Un ciclotimico parapluie
di Chiara Bongiovanni
Franco Matticchio
HO DIMENTICATO L’OMBRELLO
pp. 60, € 18,
Vànvere, Roma 2019
L’ombrello nero è, come l’annaffiatoio o il mappamondo, uno degli oggetti che compaiono spesso, ovviamente a sproposito, nelle tavole di Franco Matticchio. Non è raro ritrovarlo imbracciato da animali o discretamente poggiato nell’angolo di una scena.

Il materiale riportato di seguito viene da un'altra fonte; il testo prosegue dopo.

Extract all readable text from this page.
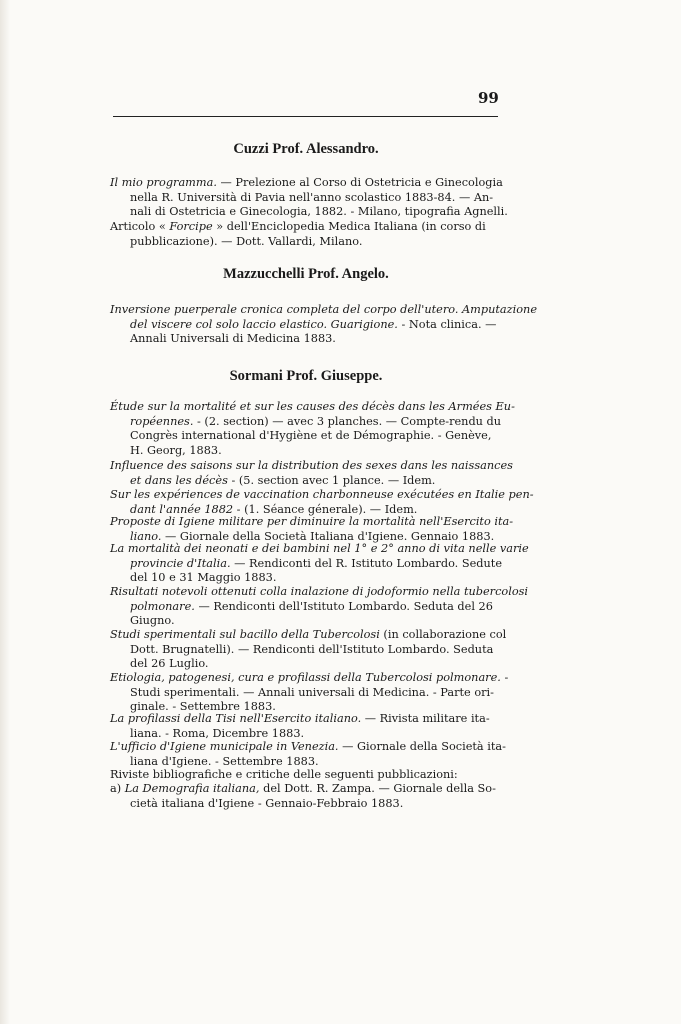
99
Cuzzi Prof. Alessandro.
Il mio programma. — Prelezione al Corso di Ostetricia e Ginecologia
nella R. Università di Pavia nell'anno scolastico 1883-84. — An-
nali di Ostetricia e Ginecologia, 1882. - Milano, tipografia Agnelli.
Articolo « Forcipe » dell'Enciclopedia Medica Italiana (in corso di
pubblicazione). — Dott. Vallardi, Milano.
Mazzucchelli Prof. Angelo.
Inversione puerperale cronica completa del corpo dell'utero. Amputazione
del viscere col solo laccio elastico. Guarigione. - Nota clinica. —
Annali Universali di Medicina 1883.
Sormani Prof. Giuseppe.
Étude sur la mortalité et sur les causes des décès dans les Armées Eu-
ropéennes. - (2. section) — avec 3 planches. — Compte-rendu du
Congrès international d'Hygiène et de Démographie. - Genève,
H. Georg, 1883.
Influence des saisons sur la distribution des sexes dans les naissances
et dans les décès - (5. section avec 1 plance. — Idem.
Sur les expériences de vaccination charbonneuse exécutées en Italie pen-
dant l'année 1882 - (1. Séance génerale). — Idem.
Proposte di Igiene militare per diminuire la mortalità nell'Esercito ita-
liano. — Giornale della Società Italiana d'Igiene. Gennaio 1883.
La mortalità dei neonati e dei bambini nel 1° e 2° anno di vita nelle varie
provincie d'Italia. — Rendiconti del R. Istituto Lombardo. Sedute
del 10 e 31 Maggio 1883.
Risultati notevoli ottenuti colla inalazione di jodoformio nella tubercolosi
polmonare. — Rendiconti dell'Istituto Lombardo. Seduta del 26
Giugno.
Studi sperimentali sul bacillo della Tubercolosi (in collaborazione col
Dott. Brugnatelli). — Rendiconti dell'Istituto Lombardo. Seduta
del 26 Luglio.
Etiologia, patogenesi, cura e profilassi della Tubercolosi polmonare. -
Studi sperimentali. — Annali universali di Medicina. - Parte ori-
ginale. - Settembre 1883.
La profilassi della Tisi nell'Esercito italiano. — Rivista militare ita-
liana. - Roma, Dicembre 1883.
L'ufficio d'Igiene municipale in Venezia. — Giornale della Società ita-
liana d'Igiene. - Settembre 1883.
Riviste bibliografiche e critiche delle seguenti pubblicazioni:
a) La Demografia italiana, del Dott. R. Zampa. — Giornale della So-
cietà italiana d'Igiene - Gennaio-Febbraio 1883.
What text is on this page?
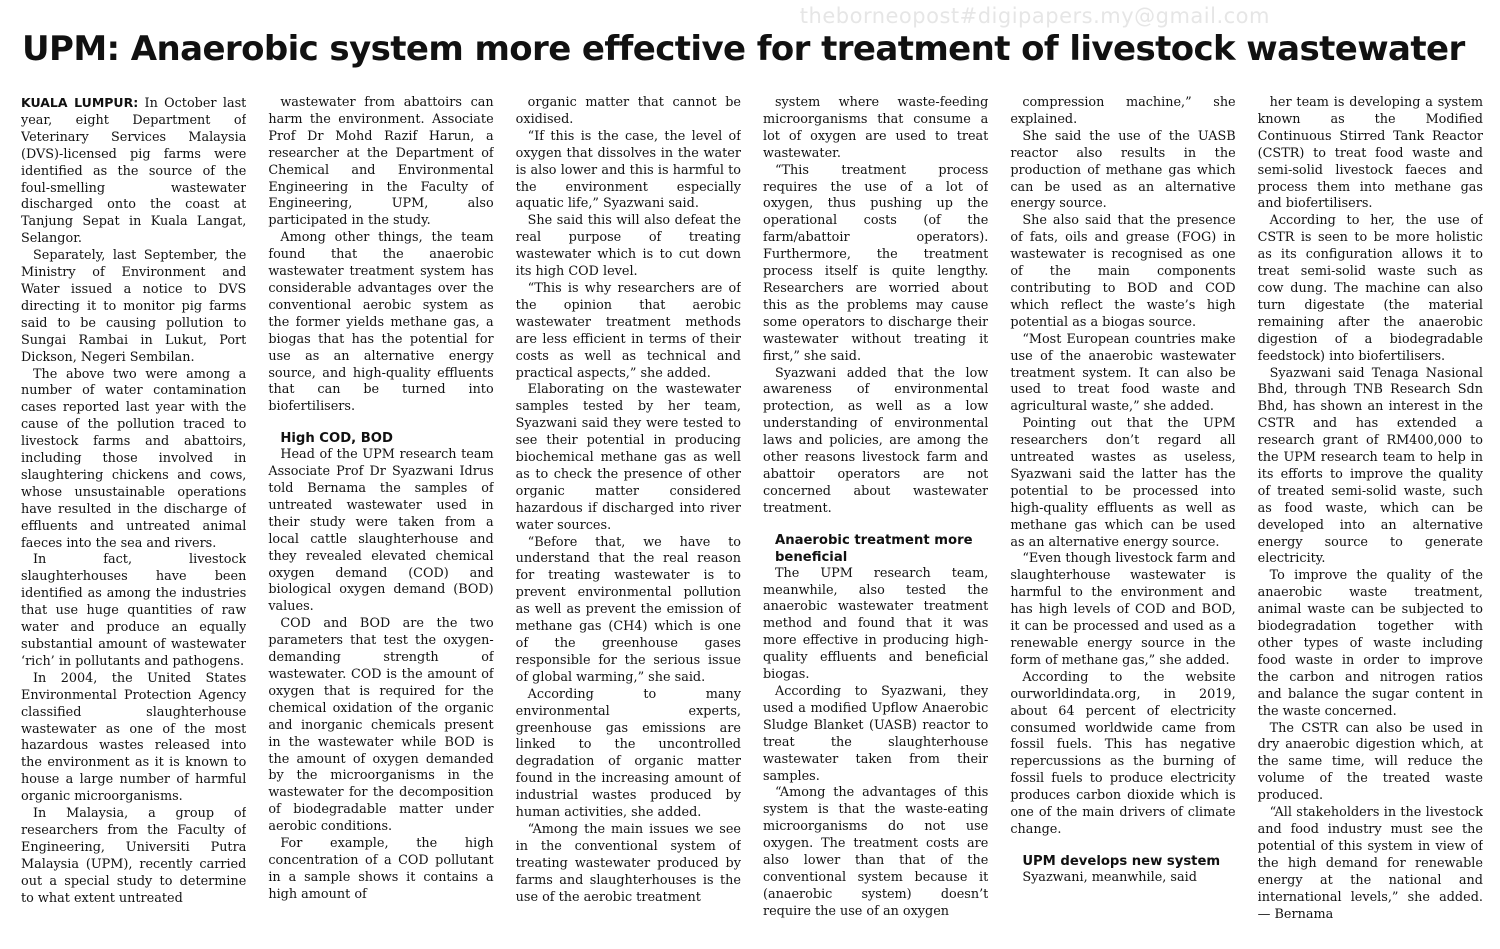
theborneopost#digipapers.my@gmail.com
UPM: Anaerobic system more effective for treatment of livestock wastewater

KUALA LUMPUR: In October last year, eight Department of Veterinary Services Malaysia (DVS)-licensed pig farms were identified as the source of the foul-smelling wastewater discharged onto the coast at Tanjung Sepat in Kuala Langat, Selangor.

Separately, last September, the Ministry of Environment and Water issued a notice to DVS directing it to monitor pig farms said to be causing pollution to Sungai Rambai in Lukut, Port Dickson, Negeri Sembilan.

The above two were among a number of water contamination cases reported last year with the cause of the pollution traced to livestock farms and abattoirs, including those involved in slaughtering chickens and cows, whose unsustainable operations have resulted in the discharge of effluents and untreated animal faeces into the sea and rivers.

In fact, livestock slaughterhouses have been identified as among the industries that use huge quantities of raw water and produce an equally substantial amount of wastewater ‘rich’ in pollutants and pathogens.

In 2004, the United States Environmental Protection Agency classified slaughterhouse wastewater as one of the most hazardous wastes released into the environment as it is known to house a large number of harmful organic microorganisms.

In Malaysia, a group of researchers from the Faculty of Engineering, Universiti Putra Malaysia (UPM), recently carried out a special study to determine to what extent untreated

wastewater from abattoirs can harm the environment. Associate Prof Dr Mohd Razif Harun, a researcher at the Department of Chemical and Environmental Engineering in the Faculty of Engineering, UPM, also participated in the study.

Among other things, the team found that the anaerobic wastewater treatment system has considerable advantages over the conventional aerobic system as the former yields methane gas, a biogas that has the potential for use as an alternative energy source, and high-quality effluents that can be turned into biofertilisers.

High COD, BOD

Head of the UPM research team Associate Prof Dr Syazwani Idrus told Bernama the samples of untreated wastewater used in their study were taken from a local cattle slaughterhouse and they revealed elevated chemical oxygen demand (COD) and biological oxygen demand (BOD) values.

COD and BOD are the two parameters that test the oxygen-demanding strength of wastewater. COD is the amount of oxygen that is required for the chemical oxidation of the organic and inorganic chemicals present in the wastewater while BOD is the amount of oxygen demanded by the microorganisms in the wastewater for the decomposition of biodegradable matter under aerobic conditions.

For example, the high concentration of a COD pollutant in a sample shows it contains a high amount of

organic matter that cannot be oxidised.

“If this is the case, the level of oxygen that dissolves in the water is also lower and this is harmful to the environment especially aquatic life,” Syazwani said.

She said this will also defeat the real purpose of treating wastewater which is to cut down its high COD level.

“This is why researchers are of the opinion that aerobic wastewater treatment methods are less efficient in terms of their costs as well as technical and practical aspects,” she added.

Elaborating on the wastewater samples tested by her team, Syazwani said they were tested to see their potential in producing biochemical methane gas as well as to check the presence of other organic matter considered hazardous if discharged into river water sources.

“Before that, we have to understand that the real reason for treating wastewater is to prevent environmental pollution as well as prevent the emission of methane gas (CH4) which is one of the greenhouse gases responsible for the serious issue of global warming,” she said.

According to many environmental experts, greenhouse gas emissions are linked to the uncontrolled degradation of organic matter found in the increasing amount of industrial wastes produced by human activities, she added.

“Among the main issues we see in the conventional system of treating wastewater produced by farms and slaughterhouses is the use of the aerobic treatment

system where waste-feeding microorganisms that consume a lot of oxygen are used to treat wastewater.

“This treatment process requires the use of a lot of oxygen, thus pushing up the operational costs (of the farm/abattoir operators). Furthermore, the treatment process itself is quite lengthy. Researchers are worried about this as the problems may cause some operators to discharge their wastewater without treating it first,” she said.

Syazwani added that the low awareness of environmental protection, as well as a low understanding of environmental laws and policies, are among the other reasons livestock farm and abattoir operators are not concerned about wastewater treatment.

Anaerobic treatment more beneficial

The UPM research team, meanwhile, also tested the anaerobic wastewater treatment method and found that it was more effective in producing high-quality effluents and beneficial biogas.

According to Syazwani, they used a modified Upflow Anaerobic Sludge Blanket (UASB) reactor to treat the slaughterhouse wastewater taken from their samples.

“Among the advantages of this system is that the waste-eating microorganisms do not use oxygen. The treatment costs are also lower than that of the conventional system because it (anaerobic system) doesn’t require the use of an oxygen

compression machine,” she explained.

She said the use of the UASB reactor also results in the production of methane gas which can be used as an alternative energy source.

She also said that the presence of fats, oils and grease (FOG) in wastewater is recognised as one of the main components contributing to BOD and COD which reflect the waste’s high potential as a biogas source.

“Most European countries make use of the anaerobic wastewater treatment system. It can also be used to treat food waste and agricultural waste,” she added.

Pointing out that the UPM researchers don’t regard all untreated wastes as useless, Syazwani said the latter has the potential to be processed into high-quality effluents as well as methane gas which can be used as an alternative energy source.

“Even though livestock farm and slaughterhouse wastewater is harmful to the environment and has high levels of COD and BOD, it can be processed and used as a renewable energy source in the form of methane gas,” she added.

According to the website ourworldindata.org, in 2019, about 64 percent of electricity consumed worldwide came from fossil fuels. This has negative repercussions as the burning of fossil fuels to produce electricity produces carbon dioxide which is one of the main drivers of climate change.

UPM develops new system

Syazwani, meanwhile, said

her team is developing a system known as the Modified Continuous Stirred Tank Reactor (CSTR) to treat food waste and semi-solid livestock faeces and process them into methane gas and biofertilisers.

According to her, the use of CSTR is seen to be more holistic as its configuration allows it to treat semi-solid waste such as cow dung. The machine can also turn digestate (the material remaining after the anaerobic digestion of a biodegradable feedstock) into biofertilisers.

Syazwani said Tenaga Nasional Bhd, through TNB Research Sdn Bhd, has shown an interest in the CSTR and has extended a research grant of RM400,000 to the UPM research team to help in its efforts to improve the quality of treated semi-solid waste, such as food waste, which can be developed into an alternative energy source to generate electricity.

To improve the quality of the anaerobic waste treatment, animal waste can be subjected to biodegradation together with other types of waste including food waste in order to improve the carbon and nitrogen ratios and balance the sugar content in the waste concerned.

The CSTR can also be used in dry anaerobic digestion which, at the same time, will reduce the volume of the treated waste produced.

“All stakeholders in the livestock and food industry must see the potential of this system in view of the high demand for renewable energy at the national and international levels,” she added. — Bernama
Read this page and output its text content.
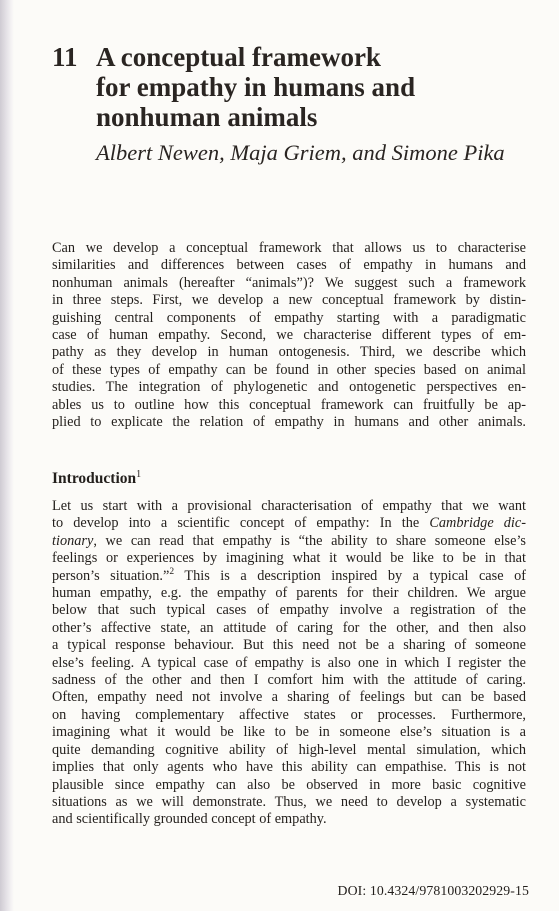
11 A conceptual framework
for empathy in humans and
nonhuman animals
Albert Newen, Maja Griem, and Simone Pika
Can we develop a conceptual framework that allows us to characterise
similarities and differences between cases of empathy in humans and
nonhuman animals (hereafter “animals”)? We suggest such a framework
in three steps. First, we develop a new conceptual framework by distin-
guishing central components of empathy starting with a paradigmatic
case of human empathy. Second, we characterise different types of em-
pathy as they develop in human ontogenesis. Third, we describe which
of these types of empathy can be found in other species based on animal
studies. The integration of phylogenetic and ontogenetic perspectives en-
ables us to outline how this conceptual framework can fruitfully be ap-
plied to explicate the relation of empathy in humans and other animals.
Introduction$^1$
Let us start with a provisional characterisation of empathy that we want
to develop into a scientific concept of empathy: In the Cambridge dic-
tionary, we can read that empathy is “the ability to share someone else’s
feelings or experiences by imagining what it would be like to be in that
person’s situation.”$^2$ This is a description inspired by a typical case of
human empathy, e.g. the empathy of parents for their children. We argue
below that such typical cases of empathy involve a registration of the
other’s affective state, an attitude of caring for the other, and then also
a typical response behaviour. But this need not be a sharing of someone
else’s feeling. A typical case of empathy is also one in which I register the
sadness of the other and then I comfort him with the attitude of caring.
Often, empathy need not involve a sharing of feelings but can be based
on having complementary affective states or processes. Furthermore,
imagining what it would be like to be in someone else’s situation is a
quite demanding cognitive ability of high-level mental simulation, which
implies that only agents who have this ability can empathise. This is not
plausible since empathy can also be observed in more basic cognitive
situations as we will demonstrate. Thus, we need to develop a systematic
and scientifically grounded concept of empathy.
DOI: 10.4324/9781003202929-15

Il parapluie di magrittiana memoria torna ora protagonista di un intero volumetto, il quinto proposto dall’editore Vanvere, dopo i due Libretti postali (2012 e 2014), il magnifico Animali sbagliati (2016) e lo spiazzante Non sono stata io (2018). A ben pensare due sono le caratteristiche dell’ombrello: proteggere dalla pioggia ed essere un oggetto che viene facilmente dimenticato e perso. Ora, diciamolo pure, a Matticchio la funzione utilitaria dell’ombrello non interessa: nelle trenta tavole che compongono il volume nessuno si ripara, nemmeno se piove. Oggetto vedovo e orfano per natura, abbandonato nei luoghi più impensati, il piccolo ombrello nero dal manico ricurvo riceve un soffio di vita propria – ma senza antropomorfizzazioni per carità, un ombrello è un ombrello come una rosa è una rosa – e si pone in veste di silenzioso spettatore. Anziché disperare in seguito al proprio abbandono, l’ombrello matticchiano approfitta della propria ritrovata libertà, girovagando per il mondo e ritrovandosi nelle più disparate situazioni, ordinarie, oniriche e, ovviamente, surreali. Ed è così che inseguendo un ombrello ci immergiamo con ritrovato piacere nella atmosfere malinconiche e metamorfiche care agli amanti di questo illustratore tanto imprevedibile quanto rigorosamente fedele a se stesso. Del resto, come molti artisti, anche l’ombrello, rigorosamente chiuso, ha le sue ciclotimie: in molte tavole giace triste e silenzioso in un angolo, dietro la tenda di un camerino, nell’angolo di una cella, in cima a un muro o tra le zampe di un orso addormentato; ma ecco che in momenti di inatteso fulgore si slancia su un tavolo da biliardo o finisce per troneggiare, signore dello spazio immenso, sugli anelli di Saturno, pianeta non a caso caro agli artisti, ai ciclotimici e, forse, ora anche agli ombrelli.